Getting added and removed lines from Subversion log¶
Subversion log (unlike git) does not provide the number of lines added and removed for each commit so codemetrics resort to a 2 passes process retrieving the log first:
log = cm.get_svn_log()
At this point, added and removed column will be NaN. To populate then run the second pass. It is slow
because it relies on repeatedly calling
svn diff -c for each revision:
log.loc[:, ['added', 'removed']] = log.groupby('revision').apply(cm.get_diff_stats)
chunks=True returns diff stats with a row for each diff chunks.

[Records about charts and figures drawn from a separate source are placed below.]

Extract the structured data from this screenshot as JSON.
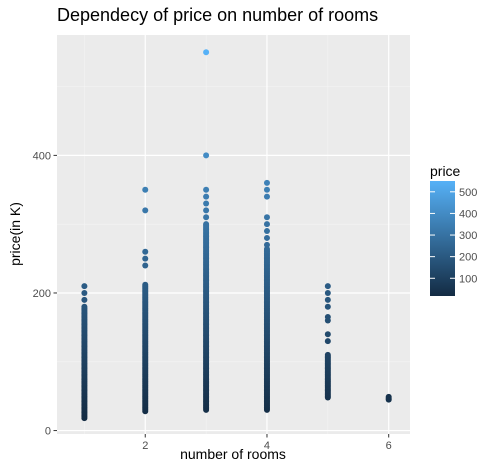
{
  "chart_data": {
    "type": "scatter",
    "title": "Dependecy of price on number of rooms",
    "xlabel": "number of rooms",
    "ylabel": "price(in K)",
    "xlim": [
      0.55,
      6.35
    ],
    "ylim": [
      -5,
      575
    ],
    "x_ticks": [
      2,
      4,
      6
    ],
    "y_ticks": [
      0,
      200,
      400
    ],
    "grid": true,
    "legend": {
      "title": "price",
      "placement": "right",
      "ticks": [
        100,
        200,
        300,
        400,
        500
      ],
      "range": [
        18,
        550
      ],
      "color_low": "#132b43",
      "color_high": "#56b1f7"
    },
    "groups": [
      {
        "x": 1,
        "min": 18,
        "max": 180,
        "extra": [
          190,
          200,
          210
        ]
      },
      {
        "x": 2,
        "min": 28,
        "max": 212,
        "extra": [
          240,
          250,
          260,
          320,
          350
        ]
      },
      {
        "x": 3,
        "min": 30,
        "max": 300,
        "extra": [
          310,
          320,
          330,
          340,
          350,
          400,
          550
        ]
      },
      {
        "x": 4,
        "min": 30,
        "max": 265,
        "extra": [
          270,
          280,
          290,
          300,
          310,
          340,
          350,
          360
        ]
      },
      {
        "x": 5,
        "min": 48,
        "max": 110,
        "extra": [
          130,
          140,
          160,
          165,
          180,
          190,
          200,
          210
        ]
      },
      {
        "x": 6,
        "min": 45,
        "max": 50,
        "extra": []
      }
    ]
  }
}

Leverage dask to speed up retrieval of added and removed line with Subversion¶
Retrieving added and removed line with Subversion can be slow because codemetrics makes repeated calls to
svn diff --git -c XXX to count the number of pluses and minuses. To speed up the process somewhat, one can try to
leverage dask like so:
import dask.dataframe as dd import dask.diagnostics as ddiags import multiprocessing as mp n_cpus = mp.cpu_count() log = cm.get_svn_log().reset_index() meta = get_diff_stats(log[-1:]).iloc[0:0] partitioned_log = dd.from_pandas(log, npartitions=n_cpus) wf = partioned_log.groupby('revision').apply(get_diff_stats, chunks=False, meta=meta) with ddiags.ProgressBar(): # optional addrem_df = wf.conpute() # returns a pandas.DataFrame
Note that there is a significant overhead to start the parallel process.